Wednesday, March 31, 2010

Tom & Jerry complete 70 years of rat race in the show business

They've been plotting, conniving and running after each other's tail for 70 years, and they still manage to draw guffaws from a global audience, which surveys show comprises as many adults as children.
Tom and Jerry, the most loved cat and mouse duo in the world, have turned 70, having lived through bouts of politically correct sanitising.
We turn back the clock and trace the evolution of the cartoon series that was named one of the greatest TV shows of all time by Time magazine in 2000.
In the late 1930s, William Hanna, an experienced director, and Joseph Barbera, a storyboard writer at the MGM cartoon studio, created a cat- and mouse toon called Puss Gets the Boot.
The precursor to Tom's character was Jasper, a gray tabby cat - and Jerry didn't even have a name.
Puss Gets The Boot was previewed and released without much fanfare on February 10, 1940, after which Hanna and Barbera went on to direct other shorts that had nothing to do with cats and mice.
In 1941, the cartoon became a favourite of cinema theatre owners and of the Academy of Motion Picture Arts and Sciences, which nominated the film for an Oscar. But it lost out to another MGM cartoon, Rudolph Ising's The Milky Way. This is when producer Fred Quimby, who ran the MGM animation studio, asked Hanna and Barbera to focus on a series featuring the cat and mouse. The Tom and Jerry series went into production with The Midnight Snack in 1941, and Hanna and Barbera rarely directed anything but the cat-and-mouse cartoons for the rest of their tenure at MGM. Tom and Jerry was in a controversy in 2006, when the UK channel Boomerang announced plans to edit those cartoons where the characters were seen to be smoking in a manner that made the action look "acceptable or glamourised". This followed a complaint from a viewer that the cartoons were not appropriate for younger viewers, and a subsequent investigation by the media watchdog OFCOM. In India, Tom and Jerry, untouched by any wave of political correctness, has been a big hit on Cartoon Network, which has been airing the series since its launch in 1995. The show is now available not only in English and Hindi, but also in Tamil and Telugu.
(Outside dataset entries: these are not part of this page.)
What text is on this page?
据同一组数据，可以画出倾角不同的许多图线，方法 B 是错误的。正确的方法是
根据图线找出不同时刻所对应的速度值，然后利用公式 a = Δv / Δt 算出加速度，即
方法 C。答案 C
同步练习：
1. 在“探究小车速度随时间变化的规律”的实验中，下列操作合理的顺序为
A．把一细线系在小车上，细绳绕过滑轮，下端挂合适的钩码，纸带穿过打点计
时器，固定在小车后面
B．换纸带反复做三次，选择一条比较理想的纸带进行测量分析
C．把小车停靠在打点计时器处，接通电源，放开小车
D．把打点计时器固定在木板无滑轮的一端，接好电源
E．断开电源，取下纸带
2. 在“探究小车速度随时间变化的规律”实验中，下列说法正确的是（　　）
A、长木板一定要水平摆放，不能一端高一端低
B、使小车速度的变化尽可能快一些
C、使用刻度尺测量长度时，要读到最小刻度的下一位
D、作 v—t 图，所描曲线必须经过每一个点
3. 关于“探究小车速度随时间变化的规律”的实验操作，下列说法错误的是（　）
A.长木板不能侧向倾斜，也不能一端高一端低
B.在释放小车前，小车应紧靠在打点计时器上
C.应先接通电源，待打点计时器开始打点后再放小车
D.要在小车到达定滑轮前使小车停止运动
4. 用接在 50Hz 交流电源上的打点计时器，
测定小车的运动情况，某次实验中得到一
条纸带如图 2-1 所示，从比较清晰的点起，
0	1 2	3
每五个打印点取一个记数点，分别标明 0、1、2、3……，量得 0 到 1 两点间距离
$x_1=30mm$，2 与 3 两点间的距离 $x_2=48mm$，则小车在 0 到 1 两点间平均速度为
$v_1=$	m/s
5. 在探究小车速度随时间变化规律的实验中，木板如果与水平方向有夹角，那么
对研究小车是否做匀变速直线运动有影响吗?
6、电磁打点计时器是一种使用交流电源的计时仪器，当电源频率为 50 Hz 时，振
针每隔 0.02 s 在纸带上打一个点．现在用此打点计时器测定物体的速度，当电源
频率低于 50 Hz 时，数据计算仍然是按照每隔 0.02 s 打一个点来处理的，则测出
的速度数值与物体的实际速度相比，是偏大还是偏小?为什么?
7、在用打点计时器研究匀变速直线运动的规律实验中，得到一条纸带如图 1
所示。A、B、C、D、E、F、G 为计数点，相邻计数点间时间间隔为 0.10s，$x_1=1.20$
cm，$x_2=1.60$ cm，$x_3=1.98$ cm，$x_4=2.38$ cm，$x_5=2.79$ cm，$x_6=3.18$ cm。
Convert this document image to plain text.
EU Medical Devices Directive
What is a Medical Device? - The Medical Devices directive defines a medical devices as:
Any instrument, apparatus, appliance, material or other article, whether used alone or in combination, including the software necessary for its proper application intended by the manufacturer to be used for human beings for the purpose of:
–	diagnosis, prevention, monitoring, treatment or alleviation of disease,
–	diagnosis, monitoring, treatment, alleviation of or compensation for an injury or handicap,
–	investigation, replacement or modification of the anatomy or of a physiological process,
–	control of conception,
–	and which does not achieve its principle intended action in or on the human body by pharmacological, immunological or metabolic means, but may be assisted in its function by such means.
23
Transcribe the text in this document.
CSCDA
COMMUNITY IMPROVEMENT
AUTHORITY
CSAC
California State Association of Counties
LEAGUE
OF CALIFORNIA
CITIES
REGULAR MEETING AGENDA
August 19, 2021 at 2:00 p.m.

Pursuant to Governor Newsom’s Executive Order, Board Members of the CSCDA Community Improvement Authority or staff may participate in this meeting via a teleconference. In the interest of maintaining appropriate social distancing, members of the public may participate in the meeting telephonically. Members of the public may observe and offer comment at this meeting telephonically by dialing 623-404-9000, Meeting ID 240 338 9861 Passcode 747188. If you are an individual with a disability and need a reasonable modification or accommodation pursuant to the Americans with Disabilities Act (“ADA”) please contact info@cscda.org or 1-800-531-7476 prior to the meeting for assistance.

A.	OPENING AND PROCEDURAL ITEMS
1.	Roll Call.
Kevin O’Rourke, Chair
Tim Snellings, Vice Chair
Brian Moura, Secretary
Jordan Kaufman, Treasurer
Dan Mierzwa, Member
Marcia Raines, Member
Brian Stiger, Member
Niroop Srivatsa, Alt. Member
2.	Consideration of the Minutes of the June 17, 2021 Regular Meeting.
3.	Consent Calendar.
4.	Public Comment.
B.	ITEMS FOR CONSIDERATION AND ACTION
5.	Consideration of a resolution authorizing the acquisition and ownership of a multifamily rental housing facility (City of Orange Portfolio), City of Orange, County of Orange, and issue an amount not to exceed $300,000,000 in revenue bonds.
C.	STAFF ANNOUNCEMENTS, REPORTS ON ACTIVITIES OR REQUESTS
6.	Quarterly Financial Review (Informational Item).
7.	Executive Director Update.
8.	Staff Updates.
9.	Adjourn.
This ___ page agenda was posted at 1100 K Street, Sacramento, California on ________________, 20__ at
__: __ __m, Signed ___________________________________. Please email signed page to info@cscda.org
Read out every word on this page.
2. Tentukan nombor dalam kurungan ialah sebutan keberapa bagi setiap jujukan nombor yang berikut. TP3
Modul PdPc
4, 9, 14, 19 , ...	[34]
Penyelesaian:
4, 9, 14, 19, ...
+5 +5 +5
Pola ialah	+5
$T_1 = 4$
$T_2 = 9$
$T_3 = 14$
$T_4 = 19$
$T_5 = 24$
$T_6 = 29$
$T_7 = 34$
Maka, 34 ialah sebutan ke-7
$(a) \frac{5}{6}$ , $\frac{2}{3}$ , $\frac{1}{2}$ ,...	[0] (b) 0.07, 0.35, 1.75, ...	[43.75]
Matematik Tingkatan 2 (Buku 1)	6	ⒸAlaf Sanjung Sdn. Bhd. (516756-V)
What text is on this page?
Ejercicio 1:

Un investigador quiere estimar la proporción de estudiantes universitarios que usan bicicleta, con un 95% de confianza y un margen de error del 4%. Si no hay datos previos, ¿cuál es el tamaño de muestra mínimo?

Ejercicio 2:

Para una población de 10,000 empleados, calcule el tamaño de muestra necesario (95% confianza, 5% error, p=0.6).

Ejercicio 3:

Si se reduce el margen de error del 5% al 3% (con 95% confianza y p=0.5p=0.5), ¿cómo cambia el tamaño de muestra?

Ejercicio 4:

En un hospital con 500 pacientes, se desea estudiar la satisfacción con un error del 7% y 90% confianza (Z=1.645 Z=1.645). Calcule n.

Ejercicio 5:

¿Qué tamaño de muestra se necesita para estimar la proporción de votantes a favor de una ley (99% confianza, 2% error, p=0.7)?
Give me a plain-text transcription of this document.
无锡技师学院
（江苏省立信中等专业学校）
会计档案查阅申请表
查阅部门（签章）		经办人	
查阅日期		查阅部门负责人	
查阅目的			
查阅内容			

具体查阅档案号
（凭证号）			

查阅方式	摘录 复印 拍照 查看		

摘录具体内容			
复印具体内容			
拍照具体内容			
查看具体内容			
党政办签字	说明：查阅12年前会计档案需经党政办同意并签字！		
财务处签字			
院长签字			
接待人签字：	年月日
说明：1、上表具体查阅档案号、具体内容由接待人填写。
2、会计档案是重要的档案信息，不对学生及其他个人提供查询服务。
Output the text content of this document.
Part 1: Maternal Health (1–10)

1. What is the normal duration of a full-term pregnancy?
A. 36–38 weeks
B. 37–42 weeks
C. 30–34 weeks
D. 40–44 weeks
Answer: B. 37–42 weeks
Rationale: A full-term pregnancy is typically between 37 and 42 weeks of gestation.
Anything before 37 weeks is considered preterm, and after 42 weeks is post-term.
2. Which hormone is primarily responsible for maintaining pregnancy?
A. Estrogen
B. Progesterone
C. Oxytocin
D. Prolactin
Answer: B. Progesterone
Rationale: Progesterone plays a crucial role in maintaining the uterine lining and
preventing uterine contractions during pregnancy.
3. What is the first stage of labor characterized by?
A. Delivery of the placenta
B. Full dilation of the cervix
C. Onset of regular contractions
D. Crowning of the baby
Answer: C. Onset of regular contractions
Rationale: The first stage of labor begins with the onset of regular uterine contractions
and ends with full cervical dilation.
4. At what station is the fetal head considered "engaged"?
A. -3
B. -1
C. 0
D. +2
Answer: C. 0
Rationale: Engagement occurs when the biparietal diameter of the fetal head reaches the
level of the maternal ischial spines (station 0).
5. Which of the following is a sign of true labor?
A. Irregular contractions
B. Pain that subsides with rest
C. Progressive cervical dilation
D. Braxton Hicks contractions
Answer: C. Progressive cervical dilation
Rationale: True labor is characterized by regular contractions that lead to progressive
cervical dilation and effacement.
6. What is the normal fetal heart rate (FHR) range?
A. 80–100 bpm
"Tom and Jerry is a piece of art that is created just once," says the channel's South Asia programming director, Krishna Desai. "Even after 70 years, it is growing more popular than ever. And our surveys show that nearly half of Tom and Jerry viewers are adults." Cartoon Network now plans to air special shows throughout April to mark the show's 70th anniversary. " We have 160 Tom and Jerry titles ( episodes) and six feature films. It is difficult to describe in words why it is so popular among all age groups. But it is working beautifully," Desai says.